I’ve heard a similar story from Grand Wizard Theodore. Have you heard that story?
No I haven’t, no.
He was beat matching some records and then his mom was in the house, calling him to come to dinner. He was just holding the record in place, and for whatever reason he was rubbing the record back and forth to keep it in place. He was literally screaming back and forth with his mother. She was like, “Theodore!” And he was like, “What!?” And out of the corner of his ear he heard, out of his headphones, this sound of this record rubbing back and forth.
And, apparently, legend has it that that’s how he got the idea for scratching.
[laugh] That’s hilarious.
All roads lead back to…
Mom, nagging you to come to dinner.
Your mom, yeah.
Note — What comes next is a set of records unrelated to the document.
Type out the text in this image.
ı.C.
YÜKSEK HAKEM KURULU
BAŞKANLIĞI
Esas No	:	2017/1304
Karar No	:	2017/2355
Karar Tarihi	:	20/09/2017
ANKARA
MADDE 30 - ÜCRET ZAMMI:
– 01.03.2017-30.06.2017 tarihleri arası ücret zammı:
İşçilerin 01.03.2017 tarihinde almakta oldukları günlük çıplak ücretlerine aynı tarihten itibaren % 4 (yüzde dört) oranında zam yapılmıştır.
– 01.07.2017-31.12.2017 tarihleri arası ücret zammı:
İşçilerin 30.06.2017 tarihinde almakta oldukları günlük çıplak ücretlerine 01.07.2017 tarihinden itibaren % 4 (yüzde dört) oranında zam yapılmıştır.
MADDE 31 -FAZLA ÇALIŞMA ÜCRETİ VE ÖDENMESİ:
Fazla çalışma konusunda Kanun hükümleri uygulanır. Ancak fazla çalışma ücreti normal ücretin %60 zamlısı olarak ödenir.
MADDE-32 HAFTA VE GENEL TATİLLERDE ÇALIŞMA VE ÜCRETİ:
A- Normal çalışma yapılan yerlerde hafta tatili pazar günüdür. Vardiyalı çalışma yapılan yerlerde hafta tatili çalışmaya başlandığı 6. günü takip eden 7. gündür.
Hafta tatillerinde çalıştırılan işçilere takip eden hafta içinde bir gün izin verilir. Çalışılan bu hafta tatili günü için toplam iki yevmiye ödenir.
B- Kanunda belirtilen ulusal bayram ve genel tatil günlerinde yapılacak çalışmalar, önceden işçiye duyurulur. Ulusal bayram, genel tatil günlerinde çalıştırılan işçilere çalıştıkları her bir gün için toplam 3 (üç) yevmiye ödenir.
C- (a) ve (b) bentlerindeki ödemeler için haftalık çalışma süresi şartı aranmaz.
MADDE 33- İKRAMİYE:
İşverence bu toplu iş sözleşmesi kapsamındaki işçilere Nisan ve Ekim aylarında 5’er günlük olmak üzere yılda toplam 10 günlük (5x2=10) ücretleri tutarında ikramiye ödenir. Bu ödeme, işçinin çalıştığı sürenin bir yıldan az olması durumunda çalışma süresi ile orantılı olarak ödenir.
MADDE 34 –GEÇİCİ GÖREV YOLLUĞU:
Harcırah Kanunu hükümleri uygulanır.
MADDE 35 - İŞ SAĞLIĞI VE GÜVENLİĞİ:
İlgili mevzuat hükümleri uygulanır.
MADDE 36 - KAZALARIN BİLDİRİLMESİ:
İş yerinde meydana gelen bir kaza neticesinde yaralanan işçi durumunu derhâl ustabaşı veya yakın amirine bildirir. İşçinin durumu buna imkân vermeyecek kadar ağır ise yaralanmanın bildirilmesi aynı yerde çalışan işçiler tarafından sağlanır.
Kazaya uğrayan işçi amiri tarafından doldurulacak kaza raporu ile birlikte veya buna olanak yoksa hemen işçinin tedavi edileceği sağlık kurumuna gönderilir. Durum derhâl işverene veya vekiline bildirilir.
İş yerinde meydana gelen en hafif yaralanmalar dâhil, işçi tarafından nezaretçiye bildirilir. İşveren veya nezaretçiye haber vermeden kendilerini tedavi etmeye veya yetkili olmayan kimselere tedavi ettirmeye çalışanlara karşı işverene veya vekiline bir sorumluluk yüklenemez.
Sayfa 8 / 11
I’m sure there are tons of examples of that throughout history. [laugh] Basically any musician who takes credit for anything is just fooling themselves. All hail your mom.
Let’s talk about your newest album. Listening to 12 Bit Blues after being such a fan of Carpal Tunnel Syndrome I noticed a big shift, but I still really liked it. It was still organic, it was still inventive, but it wasn’t as alienating or weird. You know?
Yeah, there’s fewer poultry cameos.
Yeah. [Laughs] Although 10 Bit Blues is still a wacky cut up.
Oh right, yeah there is one. For the most part it was a blues record though. The difference between the process with 12 Bit Blues was that all the skeletons for those tracks were done within three days, whereas Carpal was literally done over four years. And they were four kind of formative, life-altering years. I had just finished school and was out on my own, travelling the world, and trying to find my footing. With 12 Bit, it did end up taking maybe two, two and a half years to complete, but the actual form of the album took shape really, really quickly. I think I had 20 tracks that came out of that first week of playing around with the SP-1200 [the E-mu SP-1200 sampler that played a big role in the history of hip hop production]. These are 12.
How did it come together like that?
I just plugged this thing in and then I was, I didn’t have a manual. I found it on Craigslist. This is a machine that is legendary in the hip-hop circles, so I was pretty excited to finally have one in the studio. Yeah, something about it was just, it’s pretty intuitive, all the options of the machine, all the menus are written on the front panel. You just kind of punch buttons and see how you can change the sound…
The thing with the SP-1200 is it’s got these big square buttons on the front and when I actually cut up, you know, I sampled some drums and made some, basically a kit because it’s percussion sampler and I just started playing it live. I didn’t bother learning how to use the sequencer, I just started punching the thing. The first beats that came out were all these 6/8 blues beats. I don’t know why! [Laughs]
That’s interesting, so they were in you and they just came out spontaneously?
Well, with that machine. A lot of people use the SP-1200 to make house music, but for whatever reason I made a blues record. You know, penne, that’s a pasta, people make different dishes out of it, but you could probably make furniture out of it too. Why did you make a blues record? They ask me so many times.
Yeah, why not make furniture out of pasta?
Or one of those beaded car seat covers for your car maybe. I’ve never seen anything like that done with uncooked pasta. I think that could work. Also, if it’s uncooked and it was penne or the loopy one, the straight macaroni, then let’s say your car breaks down or something and you’re in the woods, you could cook your car seat cover.
A little like Cheech and Chong driving that van made entirely out of marijuana in Up in Smoke.
Exactly. [laugh] But you know what I mean? I don’t really know why it came out that way. I just wasn’t in the mood to make a record that this machine is traditionally used for I guess.
I thought it was kind of a logical direction for you. “Drunk Trumpet” on Carpal Tunnel Syndrome, was jazzy, but had a kind of basic bluesy swagger.
So it made sense to me when I heard that you did a blues record.
Yeah there were definitely the gateway tracks. [Laughing]
Also, I found the tracks on 12 Bit Blues had this real bombastic energy even though they were down tempo.
Yeah. It’s kind of like deep tissue massage. You think, “I’m going to put on this record and relax,” and then you put on a blues album and then it actually starts punching you in the stomach. I think that’s what drew me to the blues. A lot of the blues records I like, they deal with that heavier stuff. Whether it’s a party tune or whether it’s just trying to transcend or it just addresses those things, for whatever reason that resonates with me. Things that are down tempo but can still shake you up a little bit, or disturb you.